Si le dialogue entre les blogueurs israéliens et libanais existe depuis longtemps, il prend une toute autre dimension depuis le déclenchement de l'offensive israélienne le 12 juillet dernier. Pour se comprendre, les correspondants en langue hébraïque et arabe recourent à l'anglais.
Angoisses communes
Les tons varient : il y a des insultes, certes, mais surtout de l'amertume, de la peur ou du désespoir. Et ce quel que soit le côté de la frontière où ont été écrites les quelques lignes de ces journaux intimes.

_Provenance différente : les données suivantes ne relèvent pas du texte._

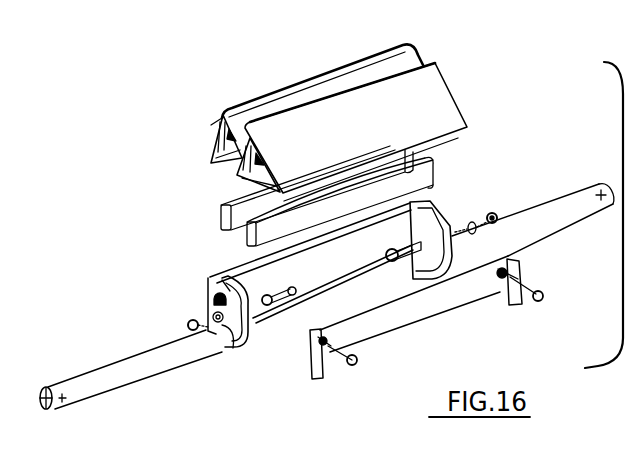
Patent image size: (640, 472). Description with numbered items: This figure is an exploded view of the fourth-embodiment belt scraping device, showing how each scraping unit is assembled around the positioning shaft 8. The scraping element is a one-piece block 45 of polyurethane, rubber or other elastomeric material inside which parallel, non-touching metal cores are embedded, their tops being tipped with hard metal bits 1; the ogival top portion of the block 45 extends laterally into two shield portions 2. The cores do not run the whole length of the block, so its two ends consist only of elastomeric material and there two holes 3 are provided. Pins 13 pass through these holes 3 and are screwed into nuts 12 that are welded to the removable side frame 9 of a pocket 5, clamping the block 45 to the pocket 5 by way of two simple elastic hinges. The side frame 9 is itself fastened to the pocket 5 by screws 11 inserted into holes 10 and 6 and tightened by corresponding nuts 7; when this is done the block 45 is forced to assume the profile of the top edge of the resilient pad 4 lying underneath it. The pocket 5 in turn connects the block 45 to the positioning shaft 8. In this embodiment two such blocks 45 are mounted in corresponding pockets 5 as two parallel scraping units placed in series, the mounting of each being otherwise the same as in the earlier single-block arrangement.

The hard metal bits 1 is at (308, 106).
The shield portions 2 is at (440, 110).
The holes 3 is at (250, 172).
The one-piece block 45 is at (220, 117).
The resilient pad 4 is at (237, 233).
The pocket 5 is at (246, 269).
The holes 6 is at (238, 314).
The nuts 7 is at (198, 332).
The positioning shaft 8 is at (559, 212).
The removable side frame 9 is at (207, 279).
The holes 10 is at (309, 353).
The screws 11 is at (280, 305).
The nuts 12 is at (330, 338).
The pins 13 is at (356, 364).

Le 16 juillet un internaute libanais écrit : "il y a une semaine j'ai pleuré car mon équipe favorite avait perdu au Mondial. Maintenant, je donnerais n'importe quoi pour revenir en arrière et ressentir le même désarroi en regardant un match de foot".
Un jeune israélien se confie : "cette nuit encore je n'ai pas pu dormir. J'avais trop peur d'entendre cette sirène qui nous rappelle que l'on peut mourir à tout instant. Ma seule once d'espoir, je la tire des nombreux messages que les lecteurs de mon blog m'envoient".
Une guerre plus "humaine"
Pour certains, le blog fait office d'exutoire. Pour d'autres, il permet d'informer le reste du monde de ce qu'ils vivent. Il annonce les évènements en direct sans passer par le filtre des médias. "J'entends les bombes au moment même où je vous parle", écrit ainsi un Libanais avant de fuir Beyrouth.
Le blog permet aussi aux internautes européens de voir la guerre sous un autre angle. Plus uniquement en terme de lignes téléphoniques saturées, routes détruites ou vies perdues.